MUHARREM AYI, KERBELA, ŞEHİTLER ŞAH-I HZ. HÜSEYİN

Âlemlerin Rabbi olan Allah’a hamt, resulü Muhammed Mustafa’ya (sav) ve evlatlarına / ehli beytine selâm olsun. O evlâdı resul ki, her zamanda mevcut ve sağ olup insanlığı aydınlatmaktadırlar.
        Yüce Allah’ın Kuran’daki; “İş ve yönetim konusunda onlarla da şuraya git / onlara danış / istişare et...” (Al-i İmran-159) Ve “işleri, yönetimleri aralarında bir şuradır/ aralarında istişare iledir…” (Şura-38) Beyan ve buyruğu gereğince Hz.
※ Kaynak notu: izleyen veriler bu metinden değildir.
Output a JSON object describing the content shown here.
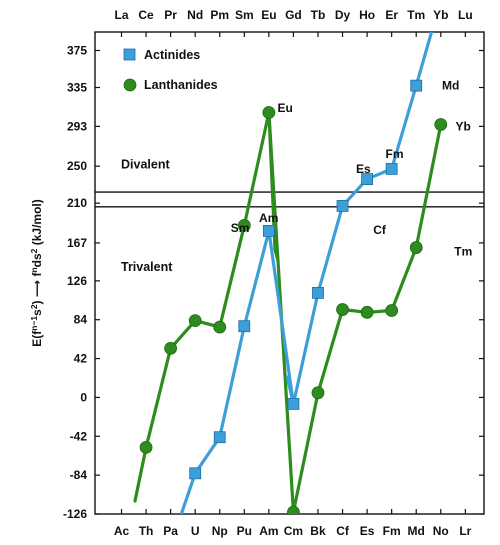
{
  "chart_data": {
    "type": "line",
    "title": "",
    "xlabel": "",
    "ylabel": "E(fⁿ⁻¹s²) → fⁿds² (kJ/mol)",
    "ylabel_parts": [
      "E(f",
      "n−1",
      "s",
      "2",
      ") ",
      "⟶",
      " f",
      "n",
      "ds",
      "2",
      " (kJ/mol)"
    ],
    "top_axis_labels": [
      "La",
      "Ce",
      "Pr",
      "Nd",
      "Pm",
      "Sm",
      "Eu",
      "Gd",
      "Tb",
      "Dy",
      "Ho",
      "Er",
      "Tm",
      "Yb",
      "Lu"
    ],
    "bottom_axis_labels": [
      "Ac",
      "Th",
      "Pa",
      "U",
      "Np",
      "Pu",
      "Am",
      "Cm",
      "Bk",
      "Cf",
      "Es",
      "Fm",
      "Md",
      "No",
      "Lr"
    ],
    "yticks": [
      -126,
      -84,
      -42,
      0,
      42,
      84,
      126,
      167,
      210,
      250,
      293,
      335,
      375
    ],
    "ylim": [
      -126,
      395
    ],
    "grid": false,
    "legend_position": "top-left",
    "series": [
      {
        "name": "Actinides",
        "color": "#3d9fd8",
        "marker": "square",
        "x": [
          2,
          3,
          4,
          5,
          6,
          7,
          8,
          9,
          10,
          11,
          12,
          13
        ],
        "y": [
          -160,
          -82,
          -43,
          77,
          180,
          -7,
          113,
          207,
          236,
          247,
          337,
          430
        ]
      },
      {
        "name": "Lanthanides",
        "color": "#2e8b1e",
        "marker": "circle",
        "x": [
          1,
          2,
          3,
          4,
          5,
          6,
          7,
          8,
          9,
          10,
          11,
          12,
          13
        ],
        "y": [
          -54,
          53,
          83,
          76,
          186,
          308,
          -124,
          5,
          95,
          92,
          94,
          162,
          295
        ]
      }
    ],
    "extra_segments": [
      {
        "series": "Lanthanides",
        "x": [
          0.55,
          1
        ],
        "y": [
          -112,
          -54
        ]
      },
      {
        "series": "Lanthanides",
        "x": [
          6,
          6.25,
          6.35
        ],
        "y": [
          308,
          160,
          150
        ]
      },
      {
        "series": "Actinides",
        "x": [
          6.75,
          7
        ],
        "y": [
          22,
          -7
        ]
      }
    ],
    "annotations": [
      {
        "text": "Eu",
        "x": 6.35,
        "y": 313
      },
      {
        "text": "Yb",
        "x": 13.6,
        "y": 293
      },
      {
        "text": "Md",
        "x": 13.05,
        "y": 337
      },
      {
        "text": "Fm",
        "x": 10.75,
        "y": 263
      },
      {
        "text": "Es",
        "x": 9.55,
        "y": 247
      },
      {
        "text": "Cf",
        "x": 10.25,
        "y": 181
      },
      {
        "text": "Sm",
        "x": 4.45,
        "y": 183
      },
      {
        "text": "Am",
        "x": 5.6,
        "y": 194
      },
      {
        "text": "Tm",
        "x": 13.55,
        "y": 158
      }
    ],
    "regions": [
      {
        "text": "Divalent",
        "y": 252
      },
      {
        "text": "Trivalent",
        "y": 141
      }
    ],
    "hlines": [
      {
        "y": 222,
        "color": "#111111"
      },
      {
        "y": 206,
        "color": "#111111"
      }
    ]
  }
}
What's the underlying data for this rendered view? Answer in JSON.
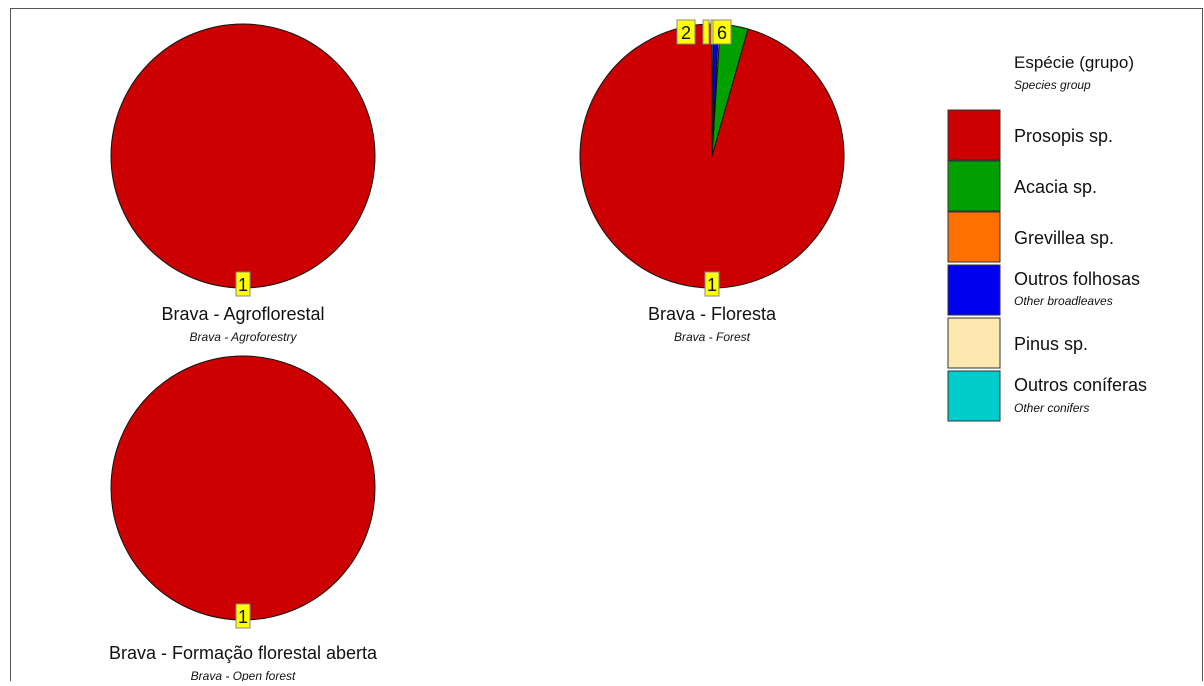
{
  "colors": {
    "background": "#ffffff",
    "border": "#555555",
    "pie_outline": "#111111",
    "label_box": "#ffff00"
  },
  "legend": {
    "title": "Espécie (grupo)",
    "subtitle": "Species group",
    "items": [
      {
        "id": "1",
        "name": "Prosopis sp.",
        "sub": "",
        "color": "#cc0000"
      },
      {
        "id": "2",
        "name": "Acacia sp.",
        "sub": "",
        "color": "#00a000"
      },
      {
        "id": "3",
        "name": "Grevillea sp.",
        "sub": "",
        "color": "#ff7000"
      },
      {
        "id": "4",
        "name": "Outros folhosas",
        "sub": "Other broadleaves",
        "color": "#0000ee"
      },
      {
        "id": "5",
        "name": "Pinus sp.",
        "sub": "",
        "color": "#fde8b0"
      },
      {
        "id": "6",
        "name": "Outros coníferas",
        "sub": "Other conifers",
        "color": "#00cccc"
      }
    ]
  },
  "chart_data": [
    {
      "type": "pie",
      "title": "Brava - Agroflorestal",
      "subtitle": "Brava - Agroforestry",
      "slices": [
        {
          "group": "1",
          "value": 100
        }
      ]
    },
    {
      "type": "pie",
      "title": "Brava - Floresta",
      "subtitle": "Brava - Forest",
      "slices": [
        {
          "group": "1",
          "value": 95.6
        },
        {
          "group": "2",
          "value": 3.4
        },
        {
          "group": "5",
          "value": 0.2
        },
        {
          "group": "4",
          "value": 0.6
        },
        {
          "group": "6",
          "value": 0.2
        }
      ],
      "label_groups": [
        "1",
        "2",
        "5",
        "4",
        "6"
      ]
    },
    {
      "type": "pie",
      "title": "Brava - Formação florestal aberta",
      "subtitle": "Brava - Open forest",
      "slices": [
        {
          "group": "1",
          "value": 100
        }
      ]
    }
  ]
}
Muhammed; insanların kabileler, aşiretler tarafından yönetilmesini kaldırıp “şurayı / meclisi”, yani halkın meclisini kurmuş ve o meclisin kararları doğrultusunda yönetim oluşturmuştur.
        Yine “Şu bir gerçek ki, Allah size emanetleri onlara ehil olanlara vermenizi ve insanlar arasında hükmettiğinizde adaletle hükmetmenizi emreder.” (Nisa-58) Allah’ın emri doğrultusunda Hz. Peygamber Efendimiz; belli aşiret mensuplarına değil liyâkata yani işin ehli olan kişilere değer vermiş ve her işin başına ırkı, cinsi, rengi ne olursa olsun ehil olanları getirmiştir.
        Çünkü Hz. Resulullah’ın zuhuruna kadar aşiret, kabile reisleri toplumu yönetiyor ve onlar ne derlerse o oluyordu. Aşiret reislerinin kendilerinden sonra oğulları emir, reis, padişah oluyor ve bu şekilde halk idare ediliyordu. İşte Hz. Peygamber Efendimiz, Allah’ın emri doğrultusunda bu yönetim şeklini kaldırdı ve hiç bir kimsenin soyundan, aşiretinden dolayı üstün olmayacağını ilan etti. Ve her türlü emanetin ehil / lâyık olanlar tarafından tasarruf edilmesini buyurduğu gibi, kendisi de bizzat uyguladı. Ve böylece Allah’ın elçisi Hz. Muhammed, cahiliye Arap geleneği olan kabileciliği ve aşiretçiliği kaldırdı.
        Bu uygulama Hz. Peygamber Efendimiz’den sonra Hz. Ebubekir, Hz. Ömer, Hz. Osman, Hz. Ali ve Hz. Hasan’ın altı ay süren emirliği / başkanlığı müddetince devam etti. Ve bunların hiç birisi, kendisinden sonra oğlunu kardeşini veya kendi aşiret ve soyundan geleni kendi yerine emir / başkan yapmamıştır. Hatta Hz. Ali yaralı olup vefat etmeden önce kendisine; “Oğlun Hasan’ı emir seçelim mi”? Diye sorduklarında Hz. Ali cevaben; “Benim oğlum olduğu için seçmeyin, lâyık ve ehil ise öyle seçin” demiştir.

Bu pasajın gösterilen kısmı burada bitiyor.